Let #x=sectheta#. Then, #theta=sec^-1(x)# and #dx=secthetatanthetad theta#.

#I=intsec^2theta(theta)(secthetatanthetad theta)=intthetasec^3thetatanthetad theta#

Note that #intsec^3thetatanthetad theta=intsec^2thetacolor(white).d(sec theta)=1/3sec^3theta#. Then, we can easily perform integration by parts on #I# by letting:

#u=theta" "=>" "du=d theta#

#dv=sec^3thetatanthetad theta" "=>" "v=1/3sec^3theta#

So:

#I=1/3thetasec^3theta-1/3intsec^3thetad theta" "" "" "color(red)star#

We can solve this integral with integration by parts again, now letting:

#u=sectheta" "=>" "du=secthetatantheta d theta#

#dv=sec^2thetad theta" "=>" "v=tantheta#

So:

#I=1/3thetasec^3theta-1/3(secthetatantheta-intsecthetatan^2thetad theta)#

Letting #tan^2theta=sec^2theta-1# this becomes:

#I=1/3thetasec^3theta-1/3secthetatantheta+1/3intsectheta(sec^2theta-1)#

#color(white)I=1/3thetasec^3theta-1/3secthetatantheta+1/3intsec^3thetad theta-1/3intsecthetad theta#

#color(white)I=1/3thetasec^3theta-1/3secthetatantheta-1/3lnabs(sectheta+tantheta)+1/3intsec^3thetad theta#

Earlier (#color(red)star#) we noted that #I=1/3thetasec^3theta-1/3intsec^3thetad theta#, so we can set this to be equivalent to the expression we just found.

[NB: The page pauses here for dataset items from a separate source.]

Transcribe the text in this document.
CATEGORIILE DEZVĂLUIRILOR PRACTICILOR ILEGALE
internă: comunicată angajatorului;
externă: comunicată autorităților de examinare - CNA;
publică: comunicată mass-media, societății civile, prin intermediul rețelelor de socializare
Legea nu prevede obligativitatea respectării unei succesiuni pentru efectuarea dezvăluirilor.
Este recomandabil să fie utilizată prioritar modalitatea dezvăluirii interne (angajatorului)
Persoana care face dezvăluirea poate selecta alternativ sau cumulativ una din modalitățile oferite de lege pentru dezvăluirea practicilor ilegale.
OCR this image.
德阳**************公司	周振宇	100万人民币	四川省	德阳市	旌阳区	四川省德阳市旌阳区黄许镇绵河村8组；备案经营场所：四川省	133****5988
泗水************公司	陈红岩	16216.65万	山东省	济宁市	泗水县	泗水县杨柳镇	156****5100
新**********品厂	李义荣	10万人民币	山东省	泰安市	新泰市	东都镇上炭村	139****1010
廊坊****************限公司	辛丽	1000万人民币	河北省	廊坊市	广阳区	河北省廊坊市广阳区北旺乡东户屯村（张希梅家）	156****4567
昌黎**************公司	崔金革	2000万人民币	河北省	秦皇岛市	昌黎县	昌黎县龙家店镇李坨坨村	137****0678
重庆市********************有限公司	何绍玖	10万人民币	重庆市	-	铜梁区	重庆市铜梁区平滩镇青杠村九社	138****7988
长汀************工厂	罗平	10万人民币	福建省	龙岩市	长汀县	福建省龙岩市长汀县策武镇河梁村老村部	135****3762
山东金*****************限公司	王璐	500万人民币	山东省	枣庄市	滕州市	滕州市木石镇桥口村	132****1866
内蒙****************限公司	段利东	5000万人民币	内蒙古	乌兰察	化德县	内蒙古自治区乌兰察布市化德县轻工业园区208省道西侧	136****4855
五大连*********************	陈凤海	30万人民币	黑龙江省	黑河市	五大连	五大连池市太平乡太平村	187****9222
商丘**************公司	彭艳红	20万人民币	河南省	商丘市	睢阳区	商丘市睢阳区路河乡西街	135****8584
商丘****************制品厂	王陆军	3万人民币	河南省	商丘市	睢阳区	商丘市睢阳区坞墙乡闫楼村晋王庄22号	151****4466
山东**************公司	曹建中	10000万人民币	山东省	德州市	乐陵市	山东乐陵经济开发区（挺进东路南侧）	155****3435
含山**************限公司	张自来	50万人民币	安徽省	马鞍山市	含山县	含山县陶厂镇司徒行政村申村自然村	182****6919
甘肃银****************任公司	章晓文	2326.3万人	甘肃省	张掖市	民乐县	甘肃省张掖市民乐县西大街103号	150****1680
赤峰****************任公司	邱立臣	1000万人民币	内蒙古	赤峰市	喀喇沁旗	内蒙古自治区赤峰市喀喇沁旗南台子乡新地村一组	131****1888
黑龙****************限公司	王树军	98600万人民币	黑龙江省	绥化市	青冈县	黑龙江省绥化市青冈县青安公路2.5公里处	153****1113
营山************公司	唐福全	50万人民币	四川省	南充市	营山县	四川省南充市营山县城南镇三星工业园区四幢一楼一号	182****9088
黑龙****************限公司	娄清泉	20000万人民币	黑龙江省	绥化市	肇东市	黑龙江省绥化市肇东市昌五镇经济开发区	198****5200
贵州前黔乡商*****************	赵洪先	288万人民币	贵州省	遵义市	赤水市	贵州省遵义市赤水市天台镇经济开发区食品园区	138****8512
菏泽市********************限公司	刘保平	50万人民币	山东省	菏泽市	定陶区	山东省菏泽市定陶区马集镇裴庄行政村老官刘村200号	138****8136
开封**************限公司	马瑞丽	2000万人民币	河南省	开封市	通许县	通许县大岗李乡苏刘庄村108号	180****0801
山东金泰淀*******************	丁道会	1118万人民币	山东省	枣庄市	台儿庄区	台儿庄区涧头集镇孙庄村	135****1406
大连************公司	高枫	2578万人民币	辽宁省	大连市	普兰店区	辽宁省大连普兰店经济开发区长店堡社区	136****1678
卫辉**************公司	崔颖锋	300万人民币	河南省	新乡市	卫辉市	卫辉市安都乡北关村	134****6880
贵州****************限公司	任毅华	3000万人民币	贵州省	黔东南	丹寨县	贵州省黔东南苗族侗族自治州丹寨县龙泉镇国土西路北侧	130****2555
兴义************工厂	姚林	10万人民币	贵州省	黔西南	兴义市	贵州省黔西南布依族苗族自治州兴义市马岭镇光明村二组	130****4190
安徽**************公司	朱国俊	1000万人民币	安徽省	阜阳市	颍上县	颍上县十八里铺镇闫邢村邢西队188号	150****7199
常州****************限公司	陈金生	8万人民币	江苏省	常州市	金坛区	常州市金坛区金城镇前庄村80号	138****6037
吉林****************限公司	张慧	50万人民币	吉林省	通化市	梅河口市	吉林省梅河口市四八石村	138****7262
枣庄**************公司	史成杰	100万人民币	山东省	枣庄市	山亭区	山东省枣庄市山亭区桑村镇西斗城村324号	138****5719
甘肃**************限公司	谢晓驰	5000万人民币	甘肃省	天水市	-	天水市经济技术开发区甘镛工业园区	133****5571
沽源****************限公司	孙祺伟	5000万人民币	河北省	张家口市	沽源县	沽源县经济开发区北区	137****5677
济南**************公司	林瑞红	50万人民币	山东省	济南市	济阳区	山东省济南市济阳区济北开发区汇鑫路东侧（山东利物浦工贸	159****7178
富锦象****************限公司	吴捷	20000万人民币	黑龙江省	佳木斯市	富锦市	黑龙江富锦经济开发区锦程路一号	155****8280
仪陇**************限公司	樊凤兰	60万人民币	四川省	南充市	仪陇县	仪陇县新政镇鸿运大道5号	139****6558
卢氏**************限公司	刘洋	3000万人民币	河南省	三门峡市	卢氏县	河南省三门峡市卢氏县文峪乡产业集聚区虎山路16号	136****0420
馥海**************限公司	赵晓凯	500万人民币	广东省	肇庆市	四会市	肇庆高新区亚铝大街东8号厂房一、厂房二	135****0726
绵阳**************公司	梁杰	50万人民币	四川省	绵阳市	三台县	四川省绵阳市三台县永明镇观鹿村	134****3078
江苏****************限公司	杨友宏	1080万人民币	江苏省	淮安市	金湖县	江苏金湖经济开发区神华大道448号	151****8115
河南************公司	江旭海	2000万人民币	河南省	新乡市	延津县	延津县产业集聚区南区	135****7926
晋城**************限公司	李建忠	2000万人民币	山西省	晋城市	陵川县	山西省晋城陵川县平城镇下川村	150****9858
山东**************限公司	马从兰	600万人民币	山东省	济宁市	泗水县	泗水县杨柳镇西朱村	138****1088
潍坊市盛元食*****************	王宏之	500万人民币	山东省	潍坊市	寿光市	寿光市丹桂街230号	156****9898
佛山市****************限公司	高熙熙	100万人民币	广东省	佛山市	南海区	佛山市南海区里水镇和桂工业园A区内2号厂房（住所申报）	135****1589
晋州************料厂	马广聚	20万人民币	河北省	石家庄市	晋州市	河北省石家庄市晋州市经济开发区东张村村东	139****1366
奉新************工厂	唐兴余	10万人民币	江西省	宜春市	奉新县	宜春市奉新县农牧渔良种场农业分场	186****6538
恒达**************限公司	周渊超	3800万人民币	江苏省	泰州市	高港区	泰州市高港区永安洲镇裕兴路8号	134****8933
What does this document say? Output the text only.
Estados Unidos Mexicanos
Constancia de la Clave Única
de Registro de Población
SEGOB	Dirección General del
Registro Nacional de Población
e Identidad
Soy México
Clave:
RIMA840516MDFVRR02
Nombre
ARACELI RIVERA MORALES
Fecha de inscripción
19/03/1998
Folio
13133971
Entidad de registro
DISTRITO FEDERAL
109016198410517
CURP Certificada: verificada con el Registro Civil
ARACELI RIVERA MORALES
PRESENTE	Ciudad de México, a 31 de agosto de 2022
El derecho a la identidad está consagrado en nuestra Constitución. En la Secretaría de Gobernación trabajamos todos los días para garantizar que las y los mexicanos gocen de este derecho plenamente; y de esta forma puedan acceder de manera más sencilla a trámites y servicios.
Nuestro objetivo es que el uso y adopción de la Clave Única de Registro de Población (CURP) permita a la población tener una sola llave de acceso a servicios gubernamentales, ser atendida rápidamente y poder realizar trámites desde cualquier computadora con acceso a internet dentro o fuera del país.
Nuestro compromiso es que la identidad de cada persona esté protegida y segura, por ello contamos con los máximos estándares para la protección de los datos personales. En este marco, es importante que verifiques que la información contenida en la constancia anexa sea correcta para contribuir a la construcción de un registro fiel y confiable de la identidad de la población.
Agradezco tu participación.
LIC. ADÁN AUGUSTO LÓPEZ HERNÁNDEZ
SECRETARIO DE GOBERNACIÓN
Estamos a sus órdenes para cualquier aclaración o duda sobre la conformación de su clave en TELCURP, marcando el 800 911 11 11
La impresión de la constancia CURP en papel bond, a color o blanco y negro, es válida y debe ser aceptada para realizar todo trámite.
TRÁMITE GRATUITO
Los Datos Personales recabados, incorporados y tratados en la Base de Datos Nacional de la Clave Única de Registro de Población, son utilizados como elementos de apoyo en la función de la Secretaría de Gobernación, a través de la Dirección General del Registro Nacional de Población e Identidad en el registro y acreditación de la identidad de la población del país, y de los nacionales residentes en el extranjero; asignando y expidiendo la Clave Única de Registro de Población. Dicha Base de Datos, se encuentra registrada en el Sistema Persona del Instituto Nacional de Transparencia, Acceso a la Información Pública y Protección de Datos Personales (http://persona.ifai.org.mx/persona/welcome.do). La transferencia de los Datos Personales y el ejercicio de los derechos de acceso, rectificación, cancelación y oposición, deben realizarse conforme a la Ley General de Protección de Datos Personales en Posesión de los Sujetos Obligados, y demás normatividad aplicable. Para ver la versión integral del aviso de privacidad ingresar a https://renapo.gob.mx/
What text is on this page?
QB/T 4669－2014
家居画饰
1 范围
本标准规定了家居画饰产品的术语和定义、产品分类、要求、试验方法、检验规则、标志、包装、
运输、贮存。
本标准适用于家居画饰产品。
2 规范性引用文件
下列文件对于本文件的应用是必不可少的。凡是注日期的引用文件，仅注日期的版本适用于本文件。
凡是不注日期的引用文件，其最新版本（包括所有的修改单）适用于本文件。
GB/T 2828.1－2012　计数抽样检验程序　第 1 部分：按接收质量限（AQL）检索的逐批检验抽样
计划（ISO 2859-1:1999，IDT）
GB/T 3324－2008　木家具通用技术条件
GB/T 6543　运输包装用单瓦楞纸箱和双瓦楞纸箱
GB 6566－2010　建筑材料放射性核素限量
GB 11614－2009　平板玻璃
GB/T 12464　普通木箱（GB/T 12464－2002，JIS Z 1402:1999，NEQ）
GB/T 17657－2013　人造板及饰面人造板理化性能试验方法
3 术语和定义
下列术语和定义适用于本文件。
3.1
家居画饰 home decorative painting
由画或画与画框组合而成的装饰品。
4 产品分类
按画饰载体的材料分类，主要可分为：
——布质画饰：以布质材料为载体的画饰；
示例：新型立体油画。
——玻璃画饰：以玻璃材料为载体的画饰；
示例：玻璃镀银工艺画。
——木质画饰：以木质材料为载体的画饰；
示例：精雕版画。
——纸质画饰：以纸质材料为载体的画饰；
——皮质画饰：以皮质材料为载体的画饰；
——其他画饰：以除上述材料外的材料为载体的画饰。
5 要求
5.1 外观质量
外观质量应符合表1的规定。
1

#1/3thetasec^3theta-1/3intsec^3thetad theta=1/3thetasec^3theta-1/3secthetatantheta-1/3lnabs(sectheta+tantheta)+1/3intsec^3thetad theta#

Rearranging:

#-2/3intsec^3thetad theta=-1/3secthetatantheta-1/3lnabs(sectheta+tantheta)#

Which gives:

#-1/3intsec^3thetad theta=-1/6secthetatantheta-1/6lnabs(sectheta+tantheta)#

Plugging this into #color(red)star# yields:

#I=1/3thetasec^3theta-1/6secthetatantheta-1/6lnabs(sectheta+tantheta)#

We can now return to our original variable #x# using #x=sectheta#, #tantheta=sqrt(sec^2theta-1)=sqrt(x^2-1)# and #theta=sec^-1(x)#:

#I=1/3x^3sec^-1(x)-1/6xsqrt(x^2-1)-1/6lnabs(x+sqrt(x^2-1))+C#